Google extends search advertising dominance

Online advertising giant Google expanded its leadership in the worldwide search advertising market during 2010, according to new research from IHS Screen Digest. If it wasn't for the likes of Facebook, the firm would have the Internet stitched up completely.

With the firm preparing to release its fiscal 2010 earnings on January 20, it is estimated that Google’s full-year search advertising revenue in 2010 will amount to some $25.4 billion, up 20.2 per cent from $21.1 billion in 2009.

This would give the company a market share of 83 per cent for the year, up from 81 per cent in 2009. And with an even greater extension into display and mobile advertising, IHS click counters expect Google’s total revenues to reach $28.9 billion in 2010, up 22.5 per cent from 2009.

"With the arrival of Microsoft’s Bing and rising competitive obstacles in fast-growing regions including China, Russia and South Korea, 2010 seemed like it might be the year that Google would surrender some of its dominance in the global search advertising market,” said Vincent Létang, senior analyst and head of advertising research for IHS. "However, even amid these challenges, Google managed to outgrow the overall market. What makes Google’s out-performance even more impressive is that it came during a year when the overall market revenue rose at an impressive double-digit percentage following a slowdown in 2009."

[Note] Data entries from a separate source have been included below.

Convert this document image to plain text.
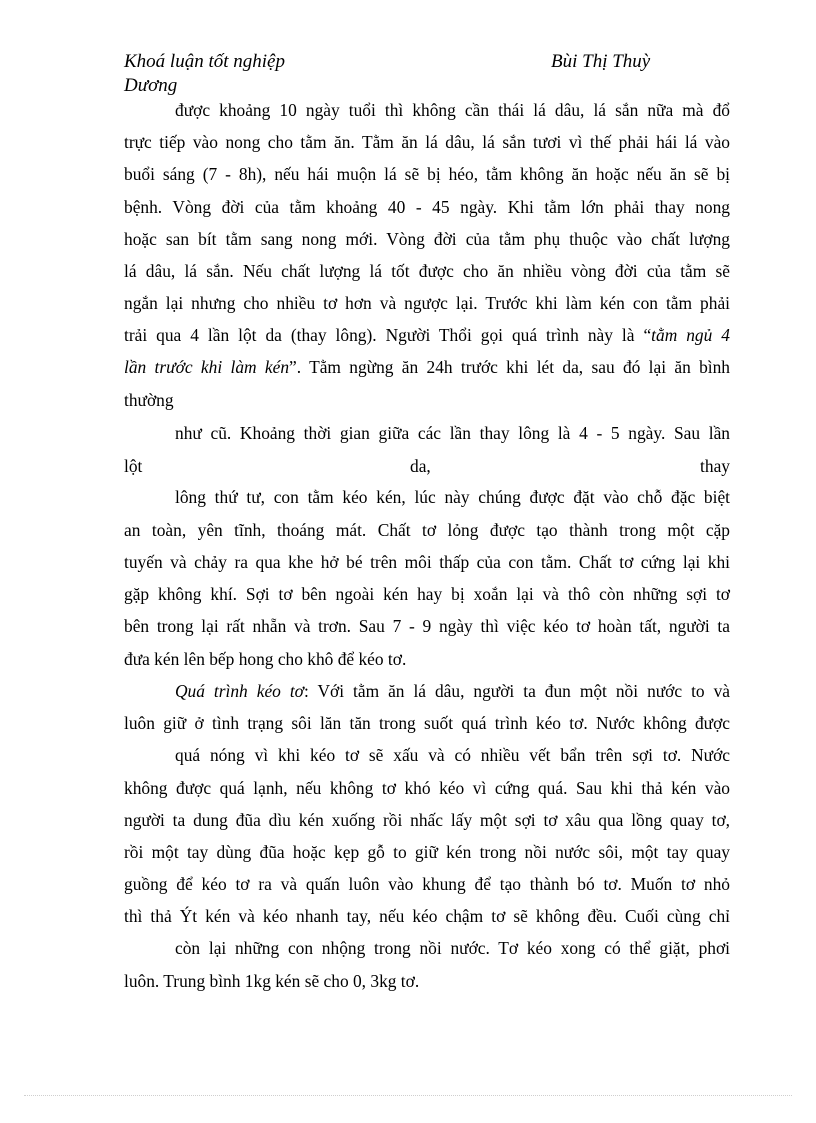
Khoá luận tốt nghiệp	Bùi Thị Thuỳ
Dương
được khoảng 10 ngày tuổi thì không cần thái lá dâu, lá sắn nữa mà đổ
trực tiếp vào nong cho tằm ăn. Tằm ăn lá dâu, lá sắn tươi vì thế phải hái lá vào
buổi sáng (7 - 8h), nếu hái muộn lá sẽ bị héo, tằm không ăn hoặc nếu ăn sẽ bị
bệnh. Vòng đời của tằm khoảng 40 - 45 ngày. Khi tằm lớn phải thay nong
hoặc san bít tằm sang nong mới. Vòng đời của tằm phụ thuộc vào chất lượng
lá dâu, lá sắn. Nếu chất lượng lá tốt được cho ăn nhiều vòng đời của tằm sẽ
ngắn lại nhưng cho nhiều tơ hơn và ngược lại. Trước khi làm kén con tằm phải
trải qua 4 lần lột da (thay lông). Người Thổi gọi quá trình này là “tằm ngủ 4
lần trước khi làm kén”. Tằm ngừng ăn 24h trước khi lét da, sau đó lại ăn bình
thường
như cũ. Khoảng thời gian giữa các lần thay lông là 4 - 5 ngày. Sau lần
lột	da,	thay
lông thứ tư, con tằm kéo kén, lúc này chúng được đặt vào chỗ đặc biệt
an toàn, yên tĩnh, thoáng mát. Chất tơ lỏng được tạo thành trong một cặp
tuyến và chảy ra qua khe hở bé trên môi thấp của con tằm. Chất tơ cứng lại khi
gặp không khí. Sợi tơ bên ngoài kén hay bị xoắn lại và thô còn những sợi tơ
bên trong lại rất nhẵn và trơn. Sau 7 - 9 ngày thì việc kéo tơ hoàn tất, người ta
đưa kén lên bếp hong cho khô để kéo tơ.
Quá trình kéo tơ: Với tằm ăn lá dâu, người ta đun một nồi nước to và
luôn giữ ở tình trạng sôi lăn tăn trong suốt quá trình kéo tơ. Nước không được
quá nóng vì khi kéo tơ sẽ xấu và có nhiều vết bẩn trên sợi tơ. Nước
không được quá lạnh, nếu không tơ khó kéo vì cứng quá. Sau khi thả kén vào
người ta dung đũa dìu kén xuống rồi nhấc lấy một sợi tơ xâu qua lồng quay tơ,
rồi một tay dùng đũa hoặc kẹp gỗ to giữ kén trong nồi nước sôi, một tay quay
guồng để kéo tơ ra và quấn luôn vào khung để tạo thành bó tơ. Muốn tơ nhỏ
thì thả Ýt kén và kéo nhanh tay, nếu kéo chậm tơ sẽ không đều. Cuối cùng chỉ
còn lại những con nhộng trong nồi nước. Tơ kéo xong có thể giặt, phơi
luôn. Trung bình 1kg kén sẽ cho 0, 3kg tơ.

The anaysts estimate that the global search advertising market amounted to $30.4 billion in 2010, up 17 per cent from $26.1 billion in 2009. The market had declined by 11 per cent in Europe and by 1.5 per cent in the U.S. during 2009.

Search advertising is still Google’s cash cow, analysis suggests, while video and display have generated short-term revenue growth.

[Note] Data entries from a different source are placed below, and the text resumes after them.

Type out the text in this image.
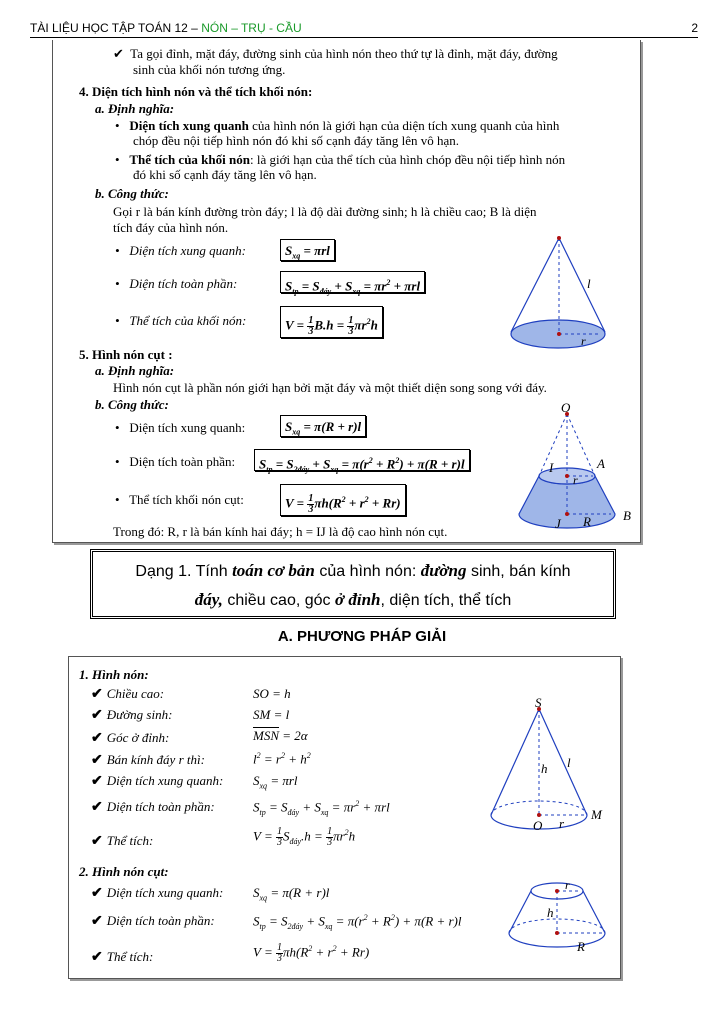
TÀI LIỆU HỌC TẬP TOÁN 12 – NÓN – TRỤ - CẦU	2
✔  Ta gọi đỉnh, mặt đáy, đường sinh của hình nón theo thứ tự là đỉnh, mặt đáy, đường
sinh của khối nón tương ứng.
4. Diện tích hình nón và thể tích khối nón:
a. Định nghĩa:
•   Diện tích xung quanh của hình nón là giới hạn của diện tích xung quanh của hình
chóp đều nội tiếp hình nón đó khi số cạnh đáy tăng lên vô hạn.
•   Thể tích của khối nón: là giới hạn của thể tích của hình chóp đều nội tiếp hình nón
đó khi số cạnh đáy tăng lên vô hạn.
b. Công thức:
Gọi r là bán kính đường tròn đáy; l là độ dài đường sinh; h là chiều cao; B là diện
tích đáy của hình nón.
•   Diện tích xung quanh:	$S_{xq} = \pi rl$
•   Diện tích toàn phần:	$S_{tp} = S_{đáy} + S_{xq} = \pi r^2 + \pi rl$
•   Thể tích của khối nón:	$V = \frac{1}{3} B.h = \frac{1}{3} \pi r^2h$
5. Hình nón cụt :
a. Định nghĩa:
Hình nón cụt là phần nón giới hạn bởi mặt đáy và một thiết diện song song với đáy.
b. Công thức:
•   Diện tích xung quanh:	$S_{xq} = \pi(R + r)l$
•   Diện tích toàn phần:	$S_{tp} = S_{2đáy} + S_{xq} = \pi(r^2 + R^2) + \pi(R + r)l$
•   Thể tích khối nón cụt:	$V = \frac{1}{3} \pi h(R^2 + r^2 + Rr)$
Trong đó: R, r là bán kính hai đáy; h = IJ là độ cao hình nón cụt.
l
r
O
I	A
r
J R B
Dạng 1. Tính toán cơ bản của hình nón: đường sinh, bán kính
đáy, chiều cao, góc ở đỉnh, diện tích, thể tích
A. PHƯƠNG PHÁP GIẢI
1. Hình nón:
✔ Chiều cao:	SO = h
✔ Đường sinh:	SM = l
✔ Góc ở đỉnh:	$\overline{MSN} = 2\alpha$
✔ Bán kính đáy r thì:	$l^2 = r^2 + h^2$
✔ Diện tích xung quanh: $S_{xq} = \pi rl$
✔ Diện tích toàn phần:	$S_{tp} = S_{đáy} + S_{xq} = \pi r^2 + \pi rl$
✔ Thể tích:	$V = \frac{1}{3} S_{đáy}.h = \frac{1}{3} \pi r^2h$
2. Hình nón cụt:
✔ Diện tích xung quanh: $S_{xq} = \pi(R + r)l$
✔ Diện tích toàn phần:	$S_{tp} = S_{2đáy} + S_{xq} = \pi(r^2 + R^2) + \pi(R + r)l$
✔ Thể tích:	$V = \frac{1}{3} \pi h(R^2 + r^2 + Rr)$
S
h l
O r
M
r
h
R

Display revenue increased by an estimated 61 per cent during 2010, boosted by the success of Google subsidiaries YouTube and DoubleClick.

The firm's success with its Android OS lines up the mobile ad market for a future killing.

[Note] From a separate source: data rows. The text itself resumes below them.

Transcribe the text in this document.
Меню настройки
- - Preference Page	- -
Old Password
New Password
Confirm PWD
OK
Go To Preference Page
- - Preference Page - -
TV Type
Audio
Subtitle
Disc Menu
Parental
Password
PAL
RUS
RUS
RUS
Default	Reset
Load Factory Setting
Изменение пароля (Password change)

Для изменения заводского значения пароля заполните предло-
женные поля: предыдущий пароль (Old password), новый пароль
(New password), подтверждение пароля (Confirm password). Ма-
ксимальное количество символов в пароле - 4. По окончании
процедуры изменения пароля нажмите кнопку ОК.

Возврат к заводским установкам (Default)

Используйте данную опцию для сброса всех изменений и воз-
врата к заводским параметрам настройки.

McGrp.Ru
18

The challenge posed by Microsoft's heavy promotion of Bing and its alliance with Yahoo, may have largely backfired as Bing is mostly growing at the expense of Yahoo Search, leaving Google unscathed.

China's resistance to Google is paying off though. Google has lost significant market share to loacl search engine Baidu in 2010,in a market that grew by an estimated 60 per cent during the year.

The only real challenge for Google may lie with the social networking sites, in the analysts' view.

"The association of Microsoft with Facebook and its 500 million-plus users is, in our view, a much bigger threat to Google’s dominance of the Internet than the Yahoo-Microsoft deal or the company’s legal issues," Létang said. "Social networking is the only major Internet trend where Google has failed to make its mark by either acquiring or developing strong products, despite semi-failed short-lived attempts."